E, se esta foi a significação do número catorze, ou partido ou inteiro, não é menos misteriosa, nem com diferente mistério, a do mesmo número multiplicado. Multiplicado três vezes o número de catorze gerações, faz quarenta e duas. E que nos quer significar o Evange­lho, em que viesse Cristo ao mundo por quarenta e duas gerações, como por outros tantos degraus? Orígenes, a quem segue S. Jerônimo, declarou o mistério com grande propriedade: Intuere mysterii rationem. Constat numerus descensionis Christi per quadraginta duos patres secundum carnem, veluti per quadraginta duas mansiones descendentes usque ad nos: et per totidem mansiones ascensus filiorum Israel usque ad haereditatis promissae principium[17]: Quando os filhos de Israel partiram do Egito, fizeram quarenta e duas jornadas até a Terra de Promissão.
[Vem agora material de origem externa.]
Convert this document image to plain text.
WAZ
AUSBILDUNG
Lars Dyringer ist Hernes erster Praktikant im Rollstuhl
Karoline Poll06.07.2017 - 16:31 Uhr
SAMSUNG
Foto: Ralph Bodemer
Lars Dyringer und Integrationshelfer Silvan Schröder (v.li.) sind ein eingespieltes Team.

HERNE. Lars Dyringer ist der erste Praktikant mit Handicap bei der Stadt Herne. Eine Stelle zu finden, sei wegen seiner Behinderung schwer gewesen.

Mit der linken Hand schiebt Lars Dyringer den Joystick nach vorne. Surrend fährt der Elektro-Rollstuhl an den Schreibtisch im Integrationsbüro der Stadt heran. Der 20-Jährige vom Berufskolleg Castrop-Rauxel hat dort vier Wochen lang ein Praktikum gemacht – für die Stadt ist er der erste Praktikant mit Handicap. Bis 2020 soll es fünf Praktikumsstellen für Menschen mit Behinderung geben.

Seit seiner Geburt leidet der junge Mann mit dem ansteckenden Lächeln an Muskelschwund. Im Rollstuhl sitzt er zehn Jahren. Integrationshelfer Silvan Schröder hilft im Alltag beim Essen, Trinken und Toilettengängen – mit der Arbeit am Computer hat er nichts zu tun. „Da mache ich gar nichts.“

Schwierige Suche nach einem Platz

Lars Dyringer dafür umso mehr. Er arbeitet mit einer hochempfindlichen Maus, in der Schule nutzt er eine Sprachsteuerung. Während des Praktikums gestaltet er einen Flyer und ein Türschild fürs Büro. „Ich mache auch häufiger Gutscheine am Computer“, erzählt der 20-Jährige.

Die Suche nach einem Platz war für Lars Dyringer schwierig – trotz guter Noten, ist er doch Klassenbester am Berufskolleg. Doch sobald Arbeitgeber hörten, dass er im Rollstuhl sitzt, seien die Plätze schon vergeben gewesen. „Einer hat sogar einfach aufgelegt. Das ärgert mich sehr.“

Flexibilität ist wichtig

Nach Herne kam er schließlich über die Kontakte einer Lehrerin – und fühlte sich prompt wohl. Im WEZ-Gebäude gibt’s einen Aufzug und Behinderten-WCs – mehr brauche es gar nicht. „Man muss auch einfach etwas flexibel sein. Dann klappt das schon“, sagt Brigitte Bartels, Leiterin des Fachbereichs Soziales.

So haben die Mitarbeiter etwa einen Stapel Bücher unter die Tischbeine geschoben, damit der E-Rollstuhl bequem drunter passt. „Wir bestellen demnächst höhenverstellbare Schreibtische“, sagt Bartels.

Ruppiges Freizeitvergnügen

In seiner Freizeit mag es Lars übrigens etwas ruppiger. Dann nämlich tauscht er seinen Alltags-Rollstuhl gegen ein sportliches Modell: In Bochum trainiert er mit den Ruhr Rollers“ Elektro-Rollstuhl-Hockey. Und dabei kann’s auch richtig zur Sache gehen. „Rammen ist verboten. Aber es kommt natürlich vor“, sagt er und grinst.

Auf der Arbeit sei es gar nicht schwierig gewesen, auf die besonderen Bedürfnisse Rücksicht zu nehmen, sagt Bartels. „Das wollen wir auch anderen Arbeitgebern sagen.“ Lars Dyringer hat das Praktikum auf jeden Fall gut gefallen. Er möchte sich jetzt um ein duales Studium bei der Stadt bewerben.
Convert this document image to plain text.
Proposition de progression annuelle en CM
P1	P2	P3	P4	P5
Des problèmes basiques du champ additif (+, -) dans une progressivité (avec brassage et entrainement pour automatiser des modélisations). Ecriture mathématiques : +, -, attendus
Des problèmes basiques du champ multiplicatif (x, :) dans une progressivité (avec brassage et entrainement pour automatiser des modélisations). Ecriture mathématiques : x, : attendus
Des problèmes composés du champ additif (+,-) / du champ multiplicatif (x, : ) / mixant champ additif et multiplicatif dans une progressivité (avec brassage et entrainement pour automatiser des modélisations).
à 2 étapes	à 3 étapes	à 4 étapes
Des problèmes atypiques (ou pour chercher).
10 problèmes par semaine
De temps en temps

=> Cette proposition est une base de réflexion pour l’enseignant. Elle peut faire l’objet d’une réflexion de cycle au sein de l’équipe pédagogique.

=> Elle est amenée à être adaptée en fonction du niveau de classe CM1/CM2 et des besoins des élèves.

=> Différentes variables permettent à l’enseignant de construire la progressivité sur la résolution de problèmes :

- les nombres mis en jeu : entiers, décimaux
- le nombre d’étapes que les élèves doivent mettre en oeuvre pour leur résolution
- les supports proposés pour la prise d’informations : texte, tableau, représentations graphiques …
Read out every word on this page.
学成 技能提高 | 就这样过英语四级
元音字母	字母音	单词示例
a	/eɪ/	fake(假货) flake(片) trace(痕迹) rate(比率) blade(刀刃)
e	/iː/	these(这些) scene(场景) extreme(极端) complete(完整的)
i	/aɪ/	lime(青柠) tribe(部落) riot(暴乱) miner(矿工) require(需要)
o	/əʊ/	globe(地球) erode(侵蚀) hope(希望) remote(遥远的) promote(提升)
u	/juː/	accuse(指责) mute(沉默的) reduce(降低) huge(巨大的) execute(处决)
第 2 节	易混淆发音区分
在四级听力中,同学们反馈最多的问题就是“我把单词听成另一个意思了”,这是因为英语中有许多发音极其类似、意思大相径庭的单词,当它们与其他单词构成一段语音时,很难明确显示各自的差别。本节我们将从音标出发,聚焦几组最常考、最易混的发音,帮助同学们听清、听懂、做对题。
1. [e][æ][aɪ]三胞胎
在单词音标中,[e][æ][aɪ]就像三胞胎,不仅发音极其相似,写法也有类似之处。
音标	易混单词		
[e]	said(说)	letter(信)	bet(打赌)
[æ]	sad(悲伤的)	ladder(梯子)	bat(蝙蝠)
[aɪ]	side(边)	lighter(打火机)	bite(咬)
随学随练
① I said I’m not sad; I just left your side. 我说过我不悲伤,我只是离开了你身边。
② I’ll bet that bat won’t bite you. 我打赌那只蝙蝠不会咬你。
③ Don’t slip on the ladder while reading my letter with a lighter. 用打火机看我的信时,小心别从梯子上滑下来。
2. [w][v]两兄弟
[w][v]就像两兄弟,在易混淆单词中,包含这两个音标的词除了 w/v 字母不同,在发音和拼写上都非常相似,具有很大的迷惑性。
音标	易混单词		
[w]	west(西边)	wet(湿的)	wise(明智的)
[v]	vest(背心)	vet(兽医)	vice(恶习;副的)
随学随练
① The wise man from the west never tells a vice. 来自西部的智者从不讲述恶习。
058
E é muito de notar, que assim a Terra de Promissão como a geração de Cristo, uma e outra foram prometidas por Deus ao mesmo Abraão. Pois, assim como os filhos de Israel chegaram à Terra de Promissão com quarenta e duas jornadas, assim Cristo veio ao mundo cerrando-se nele quarenta e duas gerações, para que entendêsse­mos na dilação de um e outro caminho, e na proporção de um e outro número, que só por meio de Cristo podíamos chegar à verdadeira Terra de Promissão, que é a pátria do céu.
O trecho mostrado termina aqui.